The Complete Works of William Shakespeare - Israel Gollancz William Shakespeare [272]
ROSALINE.
Then was Venus like her mother; for her father is but grim.
BOYET.
Do you hear, my mad wenches?
MARIA.
No.
BOYET.
What, then; do you see?
MARIA.
Ay, our way to be gone.
BOYET.
You are too hard for me. Exeunt
ACT III.
SCENE I. The park
Enter ARMADO and MOTH
ARMADO.
Warble, child; make passionate my sense of hearing.
[MOTH sings Concolinel]
ARMADO.
Sweet air! Go, tenderness of years, take this key, give
enlargement to the swain, bring him festinately hither; I must
employ him in a letter to my love.
MOTH.
Master, will you win your love with a French brawl?
ARMADO.
How meanest thou? Brawling in French?
MOTH.
No, my complete master; but to jig off a tune at the tongue's
end, canary to it with your feet, humour it with turning up your
eyelids, sigh a note and sing a note, sometime through the
throat, as if you swallowed love with singing love, sometime
through the nose, as if you snuff'd up love by smelling love,
with your hat penthouse-like o'er the shop of your eyes, with
your arms cross'd on your thin-belly doublet, like a rabbit on a
spit, or your hands in your pocket, like a man after the old
painting; and keep not too long in one tune, but a snip and away.
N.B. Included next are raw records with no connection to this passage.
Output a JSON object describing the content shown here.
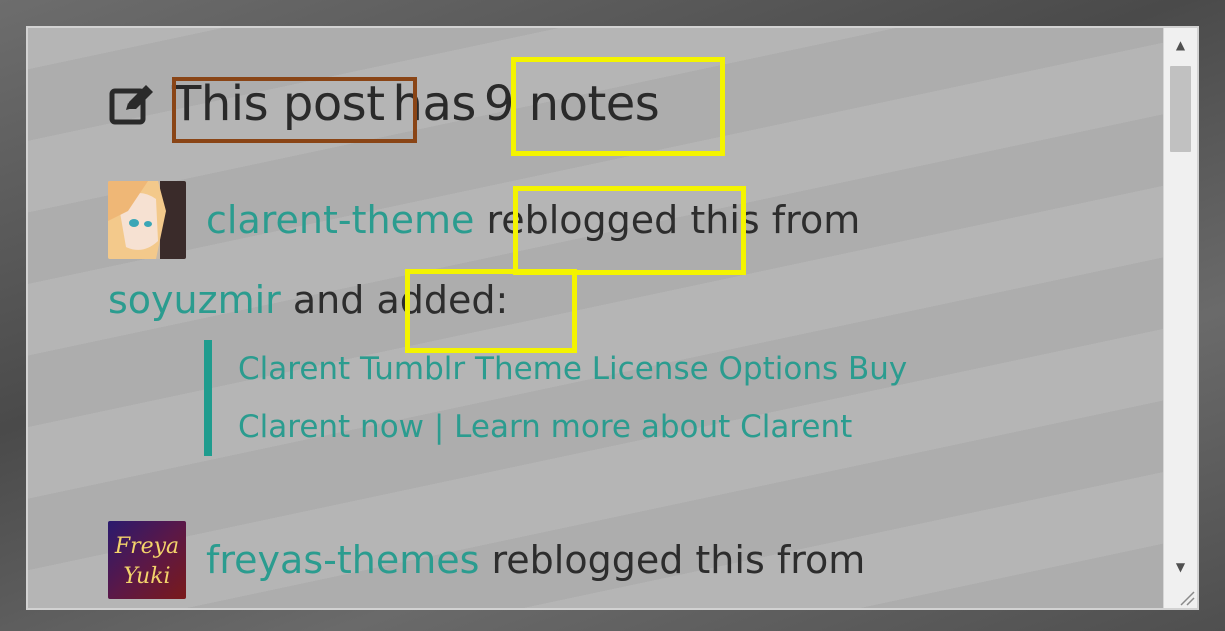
{
  "heading": {
    "prefix": "This post",
    "middle": "has",
    "count": "9 notes",
    "icon": "edit-icon"
  },
  "notes": [
    {
      "user": "clarent-theme",
      "action": "reblogged",
      "text_after": "this from",
      "source": "soyuzmir",
      "conj": "and",
      "added": "added:",
      "quote_lines": [
        "Clarent Tumblr Theme License Options Buy",
        "Clarent now | Learn more about Clarent"
      ]
    },
    {
      "user": "freyas-themes",
      "action": "reblogged this from"
    }
  ],
  "avatars": {
    "second_text_top": "Freya",
    "second_text_bottom": "Yuki"
  },
  "colors": {
    "link": "#2b9c8f",
    "quote_bar": "#1f9c8e",
    "highlight_yellow": "#f4f400",
    "highlight_brown": "#8a4516",
    "panel_bg": "#adadad"
  }
}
These are complements, these are humours; these betray nice
wenches, that would be betrayed without these; and make them men
of note- do you note me?- that most are affected to these.
ARMADO.
How hast thou purchased this experience?
MOTH.
By my penny of observation.
ARMADO.
But O- but O-
MOTH.
The hobby-horse is forgot.
ARMADO.
Call'st thou my love 'hobby-horse'?
MOTH.
No, master; the hobby-horse is but a colt, and your love
perhaps a hackney. But have you forgot your love?
ARMADO.
Almost I had.
MOTH.
Negligent student! learn her by heart.
ARMADO.
By heart and in heart, boy.
MOTH.
And out of heart, master; all those three I will prove.
ARMADO.
What wilt thou prove?
MOTH.
A man, if I live; and this, by, in, and without, upon the
instant. By heart you love her, because your heart cannot come by
her; in heart you love her, because your heart is in love with
her; and out of heart you love her, being out of heart that you
cannot enjoy her.
ARMADO.
I am all these three.
MOTH.
And three times as much more, and yet nothing at all.
ARMADO.
Fetch hither the swain; he must carry me a letter.
MOTH.
A message well sympathiz'd- a horse to be ambassador for an ass.
ARMADO.
Ha, ha, what sayest thou?
MOTH.
Marry, sir, you must send the ass upon the horse, for he is
very slow-gaited. But I go.
ARMADO.
The way is but short; away.
MOTH.
As swift as lead, sir.
ARMADO.
The meaning, pretty ingenious?
Is not lead a metal heavy, dull, and slow?
MOTH.
Minime, honest master; or rather, master, no.
ARMADO.
I say lead is slow.
MOTH.
You are too swift, sir, to say so:
Is that lead slow which is fir'd from a gun?
ARMADO.
Sweet smoke of rhetoric!
He reputes me a cannon; and the bullet, that's he;
I shoot thee at the swain.
MOTH.
Thump, then, and I flee. Exit
ARMADO. A most acute juvenal; volable and free of grace!
By thy favour, sweet welkin, I must sigh in thy face;
Most rude melancholy, valour gives thee place.
My herald is return'd.
Re-enter MOTH with COSTARD
MOTH.
A wonder, master! here's a costard broken in a shin.
ARMADO.
Some enigma, some riddle; come, thy l'envoy; begin.
COSTARD.
No egma, no riddle, no l'envoy; no salve in the mail, sir.
O, sir, plantain, a plain plantain; no l'envoy, no l'envoy; no
salve, sir, but a plantain!
ARMADO.
By virtue thou enforcest laughter; thy silly thought, my
spleen; the heaving of my lungs provokes me to ridiculous
smiling. O, pardon me, my stars! Doth the inconsiderate take
salve for l'envoy, and the word 'l'envoy' for a salve?
MOTH.
Do the wise think them other? Is not l'envoy a salve?
ARMADO.
No, page; it is an epilogue or discourse to make plain
Some obscure precedence that hath tofore been sain.